3
votes

I'm very new to OpenGL, GLSL and WebGL. I'm trying to get this sample code to work in a tool like http://shdr.bkcore.com/ but I can't get it to work.

Vertex Shader:

void main()
{ 
    gl_Position = gl_ModelViewProjectionMatrix * gl_Vertex;
    gl_TexCoord[0] = gl_MultiTexCoord0;
}

Fragment Shader:

precision highp float;
uniform float time;
uniform vec2 resolution;
varying vec3 fPosition;
varying vec3 fNormal;

uniform sampler2D tex0;

void main()
{
  float border = 0.01;
  float circle_radius = 0.5;
  vec4 circle_color = vec4(1.0, 1.0, 1.0, 1.0);
  vec2 circle_center = vec2(0.5, 0.5);

  vec2 uv = gl_TexCoord[0].xy;
  vec4 bkg_color = texture2D(tex0,uv * vec2(1.0, -1.0));

  // Offset uv with the center of the circle.
  uv -= circle_center;
  float dist = sqrt(dot(uv, uv));

  if ( (dist > (circle_radius+border)) || (dist < (circle_radius-border)) )
gl_FragColor = bkg_color;
else
gl_FragColor = circle_color;
}

I figured that this code must be from an outdated version of the language, so I changed the vertex shader to:

precision highp float;
attribute vec2 position;
attribute vec3 normal;

varying vec2 TextCoord;
attribute vec2 textCoord;

uniform mat3 normalMatrix;
uniform mat4 modelViewMatrix;
uniform mat4 projectionMatrix;
varying vec3 fNormal;
varying vec3 fPosition;

void main()
{

  gl_Position = vec4(position, 0.0, 1.0);
  TextCoord = vec2(textCoord);
}

That seemed to fix the error messages about undeclared identifiers and not being able to "convert from 'float' to highp 4-component something-or-other", but I have no idea if, functionally, this will do the same thing as the original intended.

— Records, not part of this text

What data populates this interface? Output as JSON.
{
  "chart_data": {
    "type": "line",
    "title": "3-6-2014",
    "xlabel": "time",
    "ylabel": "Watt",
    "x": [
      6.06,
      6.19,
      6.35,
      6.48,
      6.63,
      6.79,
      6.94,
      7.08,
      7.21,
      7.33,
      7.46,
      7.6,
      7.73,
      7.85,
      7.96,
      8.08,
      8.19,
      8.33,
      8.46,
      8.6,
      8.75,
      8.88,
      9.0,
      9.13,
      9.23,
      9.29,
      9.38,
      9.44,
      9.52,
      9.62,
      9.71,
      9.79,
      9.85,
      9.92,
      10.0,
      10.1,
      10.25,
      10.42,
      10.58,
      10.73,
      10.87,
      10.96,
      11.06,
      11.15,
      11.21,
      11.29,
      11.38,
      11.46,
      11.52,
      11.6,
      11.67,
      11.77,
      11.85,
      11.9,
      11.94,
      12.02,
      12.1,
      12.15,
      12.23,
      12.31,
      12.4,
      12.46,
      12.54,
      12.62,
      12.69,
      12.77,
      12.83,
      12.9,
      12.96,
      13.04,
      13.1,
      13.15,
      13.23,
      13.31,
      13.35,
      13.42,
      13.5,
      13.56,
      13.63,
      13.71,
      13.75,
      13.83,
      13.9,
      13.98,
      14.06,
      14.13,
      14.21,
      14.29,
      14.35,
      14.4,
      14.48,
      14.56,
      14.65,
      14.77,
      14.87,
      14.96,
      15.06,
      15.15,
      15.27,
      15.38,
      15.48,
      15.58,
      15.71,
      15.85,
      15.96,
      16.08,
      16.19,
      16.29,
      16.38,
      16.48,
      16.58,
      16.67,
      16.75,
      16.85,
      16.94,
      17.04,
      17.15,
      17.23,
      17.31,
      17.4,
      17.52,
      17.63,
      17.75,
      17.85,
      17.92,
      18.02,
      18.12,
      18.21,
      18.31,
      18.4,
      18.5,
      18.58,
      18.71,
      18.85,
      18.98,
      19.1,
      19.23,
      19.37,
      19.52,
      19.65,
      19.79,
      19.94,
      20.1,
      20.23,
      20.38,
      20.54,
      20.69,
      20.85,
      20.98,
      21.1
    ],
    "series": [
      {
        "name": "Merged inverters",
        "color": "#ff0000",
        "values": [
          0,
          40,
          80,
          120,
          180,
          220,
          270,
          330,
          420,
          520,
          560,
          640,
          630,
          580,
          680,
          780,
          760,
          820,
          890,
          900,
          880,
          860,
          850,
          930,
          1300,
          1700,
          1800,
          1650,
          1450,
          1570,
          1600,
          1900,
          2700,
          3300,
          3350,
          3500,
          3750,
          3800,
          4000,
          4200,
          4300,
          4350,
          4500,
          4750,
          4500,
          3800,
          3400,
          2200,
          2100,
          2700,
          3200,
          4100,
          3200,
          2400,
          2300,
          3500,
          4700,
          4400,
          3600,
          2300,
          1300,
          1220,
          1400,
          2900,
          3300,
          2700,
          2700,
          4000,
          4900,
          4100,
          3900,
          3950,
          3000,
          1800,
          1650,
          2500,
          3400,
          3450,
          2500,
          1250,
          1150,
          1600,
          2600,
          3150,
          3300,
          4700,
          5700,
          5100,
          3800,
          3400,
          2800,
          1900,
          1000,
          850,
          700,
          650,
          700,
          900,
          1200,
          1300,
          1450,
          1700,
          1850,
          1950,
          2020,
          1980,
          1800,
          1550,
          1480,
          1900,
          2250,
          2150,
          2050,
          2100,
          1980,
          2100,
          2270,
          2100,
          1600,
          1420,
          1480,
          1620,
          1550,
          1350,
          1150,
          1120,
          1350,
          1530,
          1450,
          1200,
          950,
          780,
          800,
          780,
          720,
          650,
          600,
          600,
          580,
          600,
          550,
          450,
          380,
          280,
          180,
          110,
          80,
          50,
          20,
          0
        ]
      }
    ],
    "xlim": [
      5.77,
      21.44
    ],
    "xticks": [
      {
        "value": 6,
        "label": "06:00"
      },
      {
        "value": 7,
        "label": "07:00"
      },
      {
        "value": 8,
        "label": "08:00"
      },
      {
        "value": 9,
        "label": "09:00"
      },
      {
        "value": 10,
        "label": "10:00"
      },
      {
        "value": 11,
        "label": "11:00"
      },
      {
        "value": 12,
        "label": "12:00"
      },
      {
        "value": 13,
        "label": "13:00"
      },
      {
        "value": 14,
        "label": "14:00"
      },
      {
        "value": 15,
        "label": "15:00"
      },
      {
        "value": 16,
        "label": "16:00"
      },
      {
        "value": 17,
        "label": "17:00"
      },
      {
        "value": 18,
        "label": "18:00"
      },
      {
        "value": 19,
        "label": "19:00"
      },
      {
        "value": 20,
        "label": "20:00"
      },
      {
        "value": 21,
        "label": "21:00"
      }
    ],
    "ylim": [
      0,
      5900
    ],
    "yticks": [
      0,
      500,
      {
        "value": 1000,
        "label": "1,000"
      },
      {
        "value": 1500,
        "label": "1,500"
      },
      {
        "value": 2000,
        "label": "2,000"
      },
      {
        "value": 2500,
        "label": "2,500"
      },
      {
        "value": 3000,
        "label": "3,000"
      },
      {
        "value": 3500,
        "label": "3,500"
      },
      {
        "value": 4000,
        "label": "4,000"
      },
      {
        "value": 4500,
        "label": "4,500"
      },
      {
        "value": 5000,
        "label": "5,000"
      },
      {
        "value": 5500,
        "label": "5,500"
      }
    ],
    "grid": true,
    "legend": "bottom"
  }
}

Also, when I convert to this version of the Vertex Shader I have no idea what I'm supposed to do with this line in the Fragment Shader:

vec2 uv = gl_TexCoord[0].xy;

How do I convert this line to fit in with the converted vertex shader and how can I be sure that the vertex shader is even converted correctly?

1
I think gl_TexCoord is not supported in web shaders, I also tried Glsl Sandbox and Shader Toy and gl_TexCoord line gave error.Berke Cagkan Toptas
Include in that list gl_ModelViewProjectionMatrix, gl_Vertex, and gl_MultiTexCoord0. All of those are old out of data OpenGL things that don't exist in OpenGL ES or WebGL. Basically there was the original OpenGL without shaders. When shaders were added they kind of tried to mix shaders with the old stuff and many of those gl_XXX variables are accessing the old stuff. When OpenGL ES came along they got rid of all the old stuff. Now everything is 100% up to the user. You decide on the data, that names, everything. See (webglfundamentals.org)?gman
It's also not clear even if you fixed the code that it would work on any of those sites. It's doing work with textures. AFAICT Shrd Editor and glsl sandbox don't support textures. Shader toy allows some but the shader above doesn't appear to be designed for the shader toy uses shaders. Using just a different color for texture it looks like this.gman

1 Answers

0
votes

gl_TexCoord is from desktop OpenGL, and not part of OpenGL ES. You'll need to create a new user-defined vec2 varying to hold the coordinate value.